In 2005, a grand jury indicted Libby on five counts: two counts of perjury, two counts of making false statements to the FBI and one count of obstruction of justice. These indictments resulted from a special counsel investigation into which member of the Bush administration had leaked the identity of Plame. Some say the leak was in retaliation for her husband’s (former Ambassador, Joseph Wilson) public criticism of the war in Iraq.
In response to Libby’s pardon Wilson called Trump an “utterly unacceptable” leader, and accused him of allowing individuals who put U.S. national security at risk to run free. Wilson also stated,”Mr. Trump is willing to allow people to violate the essence of our defense structure, our national security, our intelligence apparatus and essentially get away with it.”
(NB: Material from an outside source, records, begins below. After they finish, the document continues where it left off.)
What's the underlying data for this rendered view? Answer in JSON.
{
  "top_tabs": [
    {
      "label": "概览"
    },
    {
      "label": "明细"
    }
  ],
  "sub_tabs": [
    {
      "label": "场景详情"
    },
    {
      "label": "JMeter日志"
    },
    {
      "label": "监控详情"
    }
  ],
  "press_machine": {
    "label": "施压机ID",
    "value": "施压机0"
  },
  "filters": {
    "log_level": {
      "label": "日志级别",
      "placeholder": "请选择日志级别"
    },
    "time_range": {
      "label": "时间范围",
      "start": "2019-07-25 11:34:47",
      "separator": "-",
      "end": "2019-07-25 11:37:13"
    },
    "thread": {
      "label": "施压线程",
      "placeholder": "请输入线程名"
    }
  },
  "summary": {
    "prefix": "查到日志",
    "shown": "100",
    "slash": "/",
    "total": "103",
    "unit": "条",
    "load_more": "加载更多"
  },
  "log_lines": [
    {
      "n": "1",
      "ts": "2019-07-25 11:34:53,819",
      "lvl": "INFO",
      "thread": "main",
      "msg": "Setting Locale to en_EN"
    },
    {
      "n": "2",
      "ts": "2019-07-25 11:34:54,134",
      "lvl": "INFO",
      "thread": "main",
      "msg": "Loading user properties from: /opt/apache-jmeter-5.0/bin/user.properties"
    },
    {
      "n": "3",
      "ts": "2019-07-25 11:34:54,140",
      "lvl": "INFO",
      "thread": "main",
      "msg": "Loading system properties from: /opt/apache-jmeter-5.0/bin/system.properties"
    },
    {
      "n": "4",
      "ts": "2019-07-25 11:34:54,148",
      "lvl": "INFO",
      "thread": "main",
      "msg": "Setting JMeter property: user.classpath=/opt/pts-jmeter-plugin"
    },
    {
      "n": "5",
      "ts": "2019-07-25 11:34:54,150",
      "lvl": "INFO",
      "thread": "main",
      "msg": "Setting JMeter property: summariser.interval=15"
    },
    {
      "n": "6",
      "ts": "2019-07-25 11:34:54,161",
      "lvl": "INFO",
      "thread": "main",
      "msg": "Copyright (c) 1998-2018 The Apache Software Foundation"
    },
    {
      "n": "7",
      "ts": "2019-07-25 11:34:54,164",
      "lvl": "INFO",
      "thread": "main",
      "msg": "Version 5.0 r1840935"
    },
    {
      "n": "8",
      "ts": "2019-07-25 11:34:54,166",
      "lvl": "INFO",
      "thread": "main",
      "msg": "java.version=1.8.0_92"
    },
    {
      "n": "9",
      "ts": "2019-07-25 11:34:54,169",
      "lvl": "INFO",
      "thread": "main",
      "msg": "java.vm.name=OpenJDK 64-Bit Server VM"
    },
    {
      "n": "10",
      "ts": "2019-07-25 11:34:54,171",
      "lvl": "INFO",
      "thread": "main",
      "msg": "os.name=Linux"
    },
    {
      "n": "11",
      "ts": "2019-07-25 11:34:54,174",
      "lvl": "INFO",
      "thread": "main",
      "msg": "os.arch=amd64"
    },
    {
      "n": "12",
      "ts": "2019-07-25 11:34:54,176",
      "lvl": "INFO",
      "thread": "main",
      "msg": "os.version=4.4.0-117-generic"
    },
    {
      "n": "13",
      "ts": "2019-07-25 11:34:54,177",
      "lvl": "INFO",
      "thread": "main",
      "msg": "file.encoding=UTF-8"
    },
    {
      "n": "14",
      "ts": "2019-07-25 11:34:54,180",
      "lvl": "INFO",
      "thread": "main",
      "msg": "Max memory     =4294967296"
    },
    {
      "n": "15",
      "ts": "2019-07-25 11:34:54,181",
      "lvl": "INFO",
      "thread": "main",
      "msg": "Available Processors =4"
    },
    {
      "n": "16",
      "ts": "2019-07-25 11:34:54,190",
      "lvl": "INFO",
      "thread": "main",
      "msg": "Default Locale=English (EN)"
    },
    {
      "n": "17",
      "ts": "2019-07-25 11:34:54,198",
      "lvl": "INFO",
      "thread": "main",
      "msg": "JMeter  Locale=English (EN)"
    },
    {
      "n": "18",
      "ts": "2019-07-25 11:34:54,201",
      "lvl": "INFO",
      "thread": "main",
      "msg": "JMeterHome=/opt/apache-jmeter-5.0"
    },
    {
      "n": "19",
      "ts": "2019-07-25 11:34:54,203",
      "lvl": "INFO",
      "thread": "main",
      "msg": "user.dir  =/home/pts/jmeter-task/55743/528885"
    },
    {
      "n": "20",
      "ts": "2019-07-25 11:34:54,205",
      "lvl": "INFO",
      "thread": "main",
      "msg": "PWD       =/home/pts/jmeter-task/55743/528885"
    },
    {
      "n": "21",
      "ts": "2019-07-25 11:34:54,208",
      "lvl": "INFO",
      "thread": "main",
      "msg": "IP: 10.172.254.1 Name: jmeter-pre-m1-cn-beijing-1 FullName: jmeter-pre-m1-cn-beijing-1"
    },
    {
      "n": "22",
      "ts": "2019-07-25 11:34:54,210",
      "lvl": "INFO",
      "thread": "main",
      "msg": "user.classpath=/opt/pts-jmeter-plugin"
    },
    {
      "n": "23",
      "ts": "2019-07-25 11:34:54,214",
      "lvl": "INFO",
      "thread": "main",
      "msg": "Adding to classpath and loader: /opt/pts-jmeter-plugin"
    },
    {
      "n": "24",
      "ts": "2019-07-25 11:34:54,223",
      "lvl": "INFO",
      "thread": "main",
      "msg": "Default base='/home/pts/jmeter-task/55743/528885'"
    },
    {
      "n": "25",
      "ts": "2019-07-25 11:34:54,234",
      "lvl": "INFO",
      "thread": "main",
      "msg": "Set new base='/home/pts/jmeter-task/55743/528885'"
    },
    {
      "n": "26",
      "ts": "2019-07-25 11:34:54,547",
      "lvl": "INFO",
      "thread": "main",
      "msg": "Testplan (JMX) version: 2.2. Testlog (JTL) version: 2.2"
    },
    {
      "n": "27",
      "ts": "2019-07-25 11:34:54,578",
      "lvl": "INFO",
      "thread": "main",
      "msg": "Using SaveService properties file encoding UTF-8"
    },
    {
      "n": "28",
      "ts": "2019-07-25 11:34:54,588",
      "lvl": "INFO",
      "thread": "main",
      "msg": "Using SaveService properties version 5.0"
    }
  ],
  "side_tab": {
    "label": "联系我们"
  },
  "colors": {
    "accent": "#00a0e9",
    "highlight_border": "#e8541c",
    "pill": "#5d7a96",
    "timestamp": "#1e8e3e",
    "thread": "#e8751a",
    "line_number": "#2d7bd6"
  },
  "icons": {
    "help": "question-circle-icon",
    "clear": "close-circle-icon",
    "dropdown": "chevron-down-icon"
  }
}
So, why is the timing of Libby’s pardon significant? Reports of Trump’s decision to pardon Libby came out after the first passages of Comey’s new book emerged in the press. Coincidence? Comey was serving as Deputy Attorney General in the Department of Justice, who oversaw the special counsel investigation into the leak that led to Libby’s conviction. Was this a thumb on the nose to Comey? In part, probably yes. However, the pardon signals something more troubling. Allies of Libby argued that Patrick Fitzgerald, special counsel (appointed by Comey) of the Plame investigation was far too aggressive and ventured too far afield in his pursuit of Libby. One can’t help but see the connection with the Muller investigation. Trump is sending a very clear message about how he feels about special counsel Robert Mueller’s probe into Russian meddling in the 2016 election. The more not so subtle message is Trump’s willingness to pardon those that feel they have been unfairly persecuted by a special prosecutor which fits nicely into Trump’s suspicion of a deep-state operation looking to hurt those that don’t align with their ideologies.
For much of America’s history, presidents have used pardoning power to correct wrongs, forgive transgressors, and temper justice with mercy. This time it was used by a man-child to demonstrate his dislike for Comey and the intelligence community. Also, the pardon is a wink and a nod to those currently being questioned by Mueller.